We are first introduced to suave Agent Argylle (Henry Cavill) who is every aspect of Bond from the suit and turtleneck to cool gadgets. But this is likely the closest Cavill will be getting to 00 status, oozing charm and joie de vivre but sporting a dreadful flat top haircut that makes him look like a five-year old sugared up on blue Smarties.
Then we’ve got a stereotypical femme fatale (Dua Lipa) in the sexiest, glittery dress imaginable, her beefy henchmen and a chase sequence across a Greek island as Argylle searches for ‘the master key’ which will expose the devious doings of The Division, whatever that is.
Then suddenly, we’re in a book shop.
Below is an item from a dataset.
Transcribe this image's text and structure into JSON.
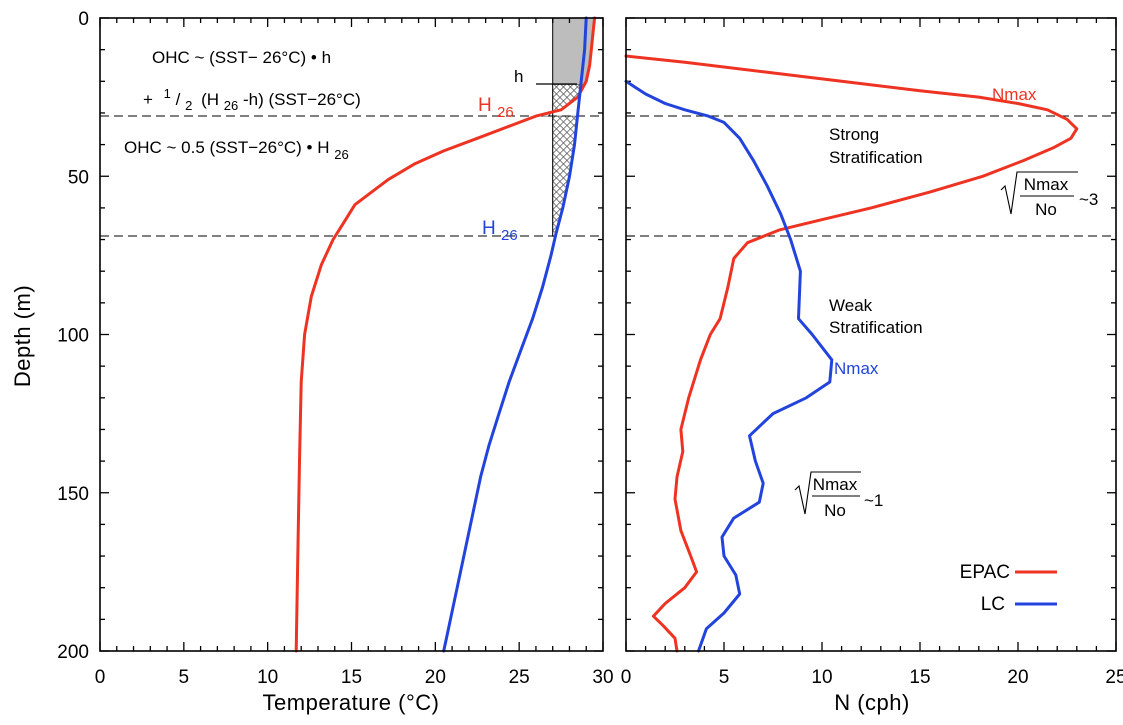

Everything you’ve just seen is total fiction from the mind of meek author Elly Conway (Bryce Dallas Howard). She’s been writing the Argylle series for many years and this particular story is set to be its conclusion.
On a train, accompanied by a cat she keeps stuffed in a backpack (you think that’s unlikely? Wait for what’s coming), she is saved from a group of hired assassins by Aidan (Sam Rockwell) who reveals himself as a spy working to take down The Division, which is real, and that her books are all factual, revealing future details.
So begins a journey across the globe in which the duo are guided by a sort of Q character Solomon (Samuel L Jackson). The ensemble cast includes Catherine O’ Hara as Elly’s ‘Mom’, Bryan Cranston as a devious Blofield-esque baddie, John Cena, Richard E. Grant and many, many more.
Was it the script that drew this collection of famous faces to join this project? Very doubtful. The dialogue is weak, but the actors really try to work with what they’ve got and it just about manages to pass as funny, maybe even snappy, from time to time.
Perhaps the most disappointing aspect of the film, however, is Vaughn’s biggest twist, which of course closes this story and opens a can of worms to what the director probably believes might be huge but is actually an inflated mess with no logic.
Take a peek at the ending of his last film and you might get an inkling of what I mean.
Strong in its cast, Argylle unfortunately misses the target by a mile and has as much fun as Tom Cruise leaping from a rooftop and breaking his leg.